Interacting with investors, either in person or by phone, is the lifeblood of a public company. But how much time should management allot to each meeting? Each situation is different, and should be evaluated in line with the complexity of your business and industry, and the level of familiarity an investor is bringing. For example, an investor call or meeting following a straightforward quarterly earnings report can be allotted less time than a call following a material announcement or major industry shift; certain developments require lengthier conversations than others. In any case, setting guidelines both internally and with the call or meeting participants not only helps to manage your time appropriately, but also helps focus the conversation.
Some ideas to help ensure a productive conversation:
1) Set a time length parameter
a. 30 - 45 minutes for phone calls and 1 hour for face to face meetings are good benchmarks; make sure all parties are aware of the planned length of the meeting in advance of its start.
b. When a conversation has a pre-designated ending point, it drives a more efficient/urgent exchange of information.
c. Participants tend to prepare more thoroughly and focus their questions when they know the time parameters ahead of the meeting or call.

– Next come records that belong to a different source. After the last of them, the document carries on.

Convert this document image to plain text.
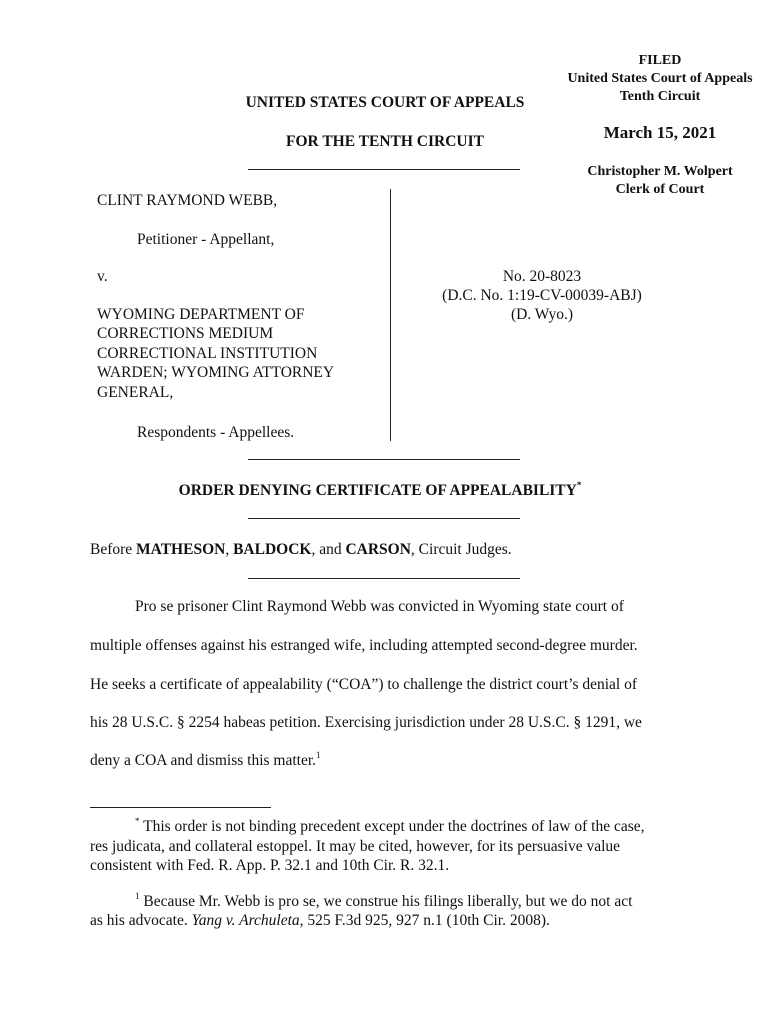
FILED
United States Court of Appeals
Tenth Circuit
March 15, 2021
Christopher M. Wolpert
Clerk of Court
UNITED STATES COURT OF APPEALS
FOR THE TENTH CIRCUIT
CLINT RAYMOND WEBB,
Petitioner - Appellant,
v.
WYOMING DEPARTMENT OF
CORRECTIONS MEDIUM
CORRECTIONAL INSTITUTION
WARDEN; WYOMING ATTORNEY
GENERAL,
Respondents - Appellees.
No. 20-8023
(D.C. No. 1:19-CV-00039-ABJ)
(D. Wyo.)
ORDER DENYING CERTIFICATE OF APPEALABILITY*
Before MATHESON, BALDOCK, and CARSON, Circuit Judges.
Pro se prisoner Clint Raymond Webb was convicted in Wyoming state court of
multiple offenses against his estranged wife, including attempted second-degree murder.
He seeks a certificate of appealability (“COA”) to challenge the district court’s denial of
his 28 U.S.C. § 2254 habeas petition. Exercising jurisdiction under 28 U.S.C. § 1291, we
deny a COA and dismiss this matter.$^1$
* This order is not binding precedent except under the doctrines of law of the case,
res judicata, and collateral estoppel. It may be cited, however, for its persuasive value
consistent with Fed. R. App. P. 32.1 and 10th Cir. R. 32.1.
$^1$ Because Mr. Webb is pro se, we construe his filings liberally, but we do not act
as his advocate. Yang v. Archuleta, 525 F.3d 925, 927 n.1 (10th Cir. 2008).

2) Conduct a preliminary introduction
a. Depending on the complexity of your business or industry, have your IR team conduct a pre-meeting via telephone. That way, investors can get “the basics” which will allow them to do a deeper dive on the business and nuances in the industry when they speak with management.
3) Be open to a follow-up
a. Companies and investors can’t always get through every question during one meeting, and that’s ok. Time between conversations allows an investor to digest the first round of information and develop additional questions to benefit their understanding of your company and its business.
According to themuse.com, on average, a company’s senior management team can spend up to 50% of their time in meetings. Meeting with potential shareholders and analysts is important, but so is the productive use of management’s time. By taking steps to ensure that your meetings with these audiences are effective and efficient, both sides will benefit and senior management will have time to take care of the essential task of building the business.